Recall from the General Linear Model that $\mathbf{b} = {(\mathbf{X'} * \mathbf{X})}^{-1} * \mathbf{X'} * \mathbf{Y}$

However $(\mathbf{X'} * \mathbf{X})$ is singular so an inverse cannot be computed. To resolve this problem, the design matrix X is modified in two ways. First, the last column, indicating membership in the last group, is removed. Recall that a value of one in a column indicates membership in a group and a value of zero in a column indicates NOT membership in a group. The second modification is to use a value of negative one in a column to indicate membership in the last group (the column that was removed).

$\mathbf{X} = \begin{vmatrix} 1 & 1 & 0 & 0 \\ 1 & 1 & 0 & 0 \\ 1 & 1 & 0 & 0 \\ 1 & 0 & 1 & 0 \\ 1 & 0 & 1 & 0 \\ 1 & 0 & 1 & 0 \\ 1 & 0 & 0 & 1 \\ 1 & 0 & 0 & 1 \\ 1 & 0 & 0 & 1 \\ 1 & -1 & -1 & -1 \\ 1 & -1 & -1 & -1 \\ 1 & -1 & -1 & -1 \end{vmatrix}$

## Computing Sums of Squares using General Linear Model

$SS_{Total} = \mathbf{Y'} * (\mathbf{I} - \frac{1}{n} * \mathbf{J}) * \mathbf{Y}$

$SS_{Error} = \mathbf{Y'} * \mathbf{Y} - \mathbf{b'} * \mathbf{X'} * \mathbf{Y}$

$SS_{Treatment} = \mathbf{Y'} * (\mathbf{H} - \frac{1}{n} * \mathbf{J}) * \mathbf{Y}$

$\mathbf{b} = {(\mathbf{X'} * \mathbf{X})}^{-1} * \mathbf{X'} * \mathbf{Y}$

$\mathbf{I}$ is an NxN identity matrix.

$\mathbf{J}$ is an NxN matrix with all elements having the value 1.

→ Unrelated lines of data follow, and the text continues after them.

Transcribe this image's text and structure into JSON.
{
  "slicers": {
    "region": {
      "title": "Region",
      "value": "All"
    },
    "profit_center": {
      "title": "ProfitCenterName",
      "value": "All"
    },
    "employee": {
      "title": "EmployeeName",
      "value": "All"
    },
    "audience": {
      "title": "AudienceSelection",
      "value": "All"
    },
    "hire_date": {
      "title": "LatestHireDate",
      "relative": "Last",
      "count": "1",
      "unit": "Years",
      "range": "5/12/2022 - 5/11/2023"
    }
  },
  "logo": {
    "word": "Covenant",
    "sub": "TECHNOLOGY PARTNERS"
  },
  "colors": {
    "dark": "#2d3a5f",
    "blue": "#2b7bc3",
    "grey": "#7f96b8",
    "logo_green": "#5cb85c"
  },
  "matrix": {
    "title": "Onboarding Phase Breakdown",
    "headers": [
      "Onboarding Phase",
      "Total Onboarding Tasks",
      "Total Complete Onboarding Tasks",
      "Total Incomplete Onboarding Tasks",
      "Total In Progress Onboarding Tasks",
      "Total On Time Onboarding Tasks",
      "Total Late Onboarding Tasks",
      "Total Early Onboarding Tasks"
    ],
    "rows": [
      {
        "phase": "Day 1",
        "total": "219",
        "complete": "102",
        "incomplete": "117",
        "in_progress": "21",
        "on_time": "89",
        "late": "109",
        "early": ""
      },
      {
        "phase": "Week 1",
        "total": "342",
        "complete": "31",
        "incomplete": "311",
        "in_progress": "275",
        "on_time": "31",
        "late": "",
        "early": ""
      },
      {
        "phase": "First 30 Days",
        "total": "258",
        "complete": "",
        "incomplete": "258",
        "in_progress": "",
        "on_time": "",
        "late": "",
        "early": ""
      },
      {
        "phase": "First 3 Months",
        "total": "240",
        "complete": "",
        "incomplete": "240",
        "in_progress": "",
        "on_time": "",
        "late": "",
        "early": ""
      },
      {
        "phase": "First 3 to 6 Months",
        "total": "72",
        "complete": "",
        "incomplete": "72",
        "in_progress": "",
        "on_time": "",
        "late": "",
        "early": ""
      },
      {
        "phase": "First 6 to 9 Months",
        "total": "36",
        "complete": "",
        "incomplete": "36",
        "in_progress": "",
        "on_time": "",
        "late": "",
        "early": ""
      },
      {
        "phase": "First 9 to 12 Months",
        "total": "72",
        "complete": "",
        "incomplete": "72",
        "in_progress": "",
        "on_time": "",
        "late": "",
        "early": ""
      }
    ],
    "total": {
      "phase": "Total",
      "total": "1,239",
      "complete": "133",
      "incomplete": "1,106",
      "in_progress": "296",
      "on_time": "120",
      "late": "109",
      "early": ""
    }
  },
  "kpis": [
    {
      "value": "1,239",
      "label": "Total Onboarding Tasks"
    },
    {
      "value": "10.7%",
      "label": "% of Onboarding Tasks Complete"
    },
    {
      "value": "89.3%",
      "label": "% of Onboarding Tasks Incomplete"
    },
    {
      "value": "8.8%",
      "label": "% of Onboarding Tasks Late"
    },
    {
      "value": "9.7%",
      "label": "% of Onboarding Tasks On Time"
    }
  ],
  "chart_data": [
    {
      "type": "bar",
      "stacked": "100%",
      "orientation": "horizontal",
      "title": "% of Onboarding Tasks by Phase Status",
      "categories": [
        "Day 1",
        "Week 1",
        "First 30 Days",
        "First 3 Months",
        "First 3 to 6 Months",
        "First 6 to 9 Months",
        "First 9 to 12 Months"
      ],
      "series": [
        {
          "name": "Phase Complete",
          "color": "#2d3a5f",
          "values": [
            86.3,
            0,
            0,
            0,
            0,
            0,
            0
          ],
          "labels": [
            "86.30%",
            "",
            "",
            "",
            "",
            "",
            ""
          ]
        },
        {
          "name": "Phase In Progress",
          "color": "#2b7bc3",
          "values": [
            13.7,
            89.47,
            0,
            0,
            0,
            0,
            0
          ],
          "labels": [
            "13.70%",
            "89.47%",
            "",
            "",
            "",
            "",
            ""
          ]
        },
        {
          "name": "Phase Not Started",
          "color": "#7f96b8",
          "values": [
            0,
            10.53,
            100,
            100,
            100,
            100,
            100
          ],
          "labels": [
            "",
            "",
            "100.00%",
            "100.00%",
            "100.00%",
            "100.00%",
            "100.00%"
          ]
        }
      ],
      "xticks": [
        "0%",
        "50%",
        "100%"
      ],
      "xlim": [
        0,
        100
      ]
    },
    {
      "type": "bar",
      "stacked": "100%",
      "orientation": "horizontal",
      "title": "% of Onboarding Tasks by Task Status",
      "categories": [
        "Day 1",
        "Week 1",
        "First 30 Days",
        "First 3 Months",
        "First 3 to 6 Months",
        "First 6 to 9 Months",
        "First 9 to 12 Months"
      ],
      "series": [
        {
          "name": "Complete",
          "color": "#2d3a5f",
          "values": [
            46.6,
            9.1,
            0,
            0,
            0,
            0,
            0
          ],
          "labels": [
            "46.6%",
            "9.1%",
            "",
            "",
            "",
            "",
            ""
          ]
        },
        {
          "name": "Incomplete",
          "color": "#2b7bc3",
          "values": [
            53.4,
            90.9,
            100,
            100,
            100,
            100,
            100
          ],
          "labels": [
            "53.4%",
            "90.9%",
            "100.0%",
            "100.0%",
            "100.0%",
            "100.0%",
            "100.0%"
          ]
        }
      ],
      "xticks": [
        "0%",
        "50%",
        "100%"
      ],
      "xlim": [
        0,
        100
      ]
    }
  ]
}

$\mathbf{H}$ is the Hat matrix equal to $\mathbf{X} * {(\mathbf{X'} * \mathbf{X})}^{-1} * \mathbf{X'}$

# Two-Sample T-Test via GLM

A two-sample T-Test is simply a one-way ANOVA with only two groups. Note that T is the square root of F.

## Example Data

Hight Protein Low Protein
134 80
146 118
104 101
119 85
124 107
161 132
107 94
83
113
129
97
123

# References

Neter, J., Wasserman, W., and Kutner, M.H. 1989. Applied Linear Regression Models. IRWIN, Homewood, IL, Second Edition.

Neter, J., Wasserman, W., and Kutner, M.H. Applied Linear Statistical Models. IRWIN, Homewood, IL, Third Edition.

Howell, David C. 2002. Statistical Methods for Psychology. Duxbury, Pacific Grove, CA, Fifth Edition.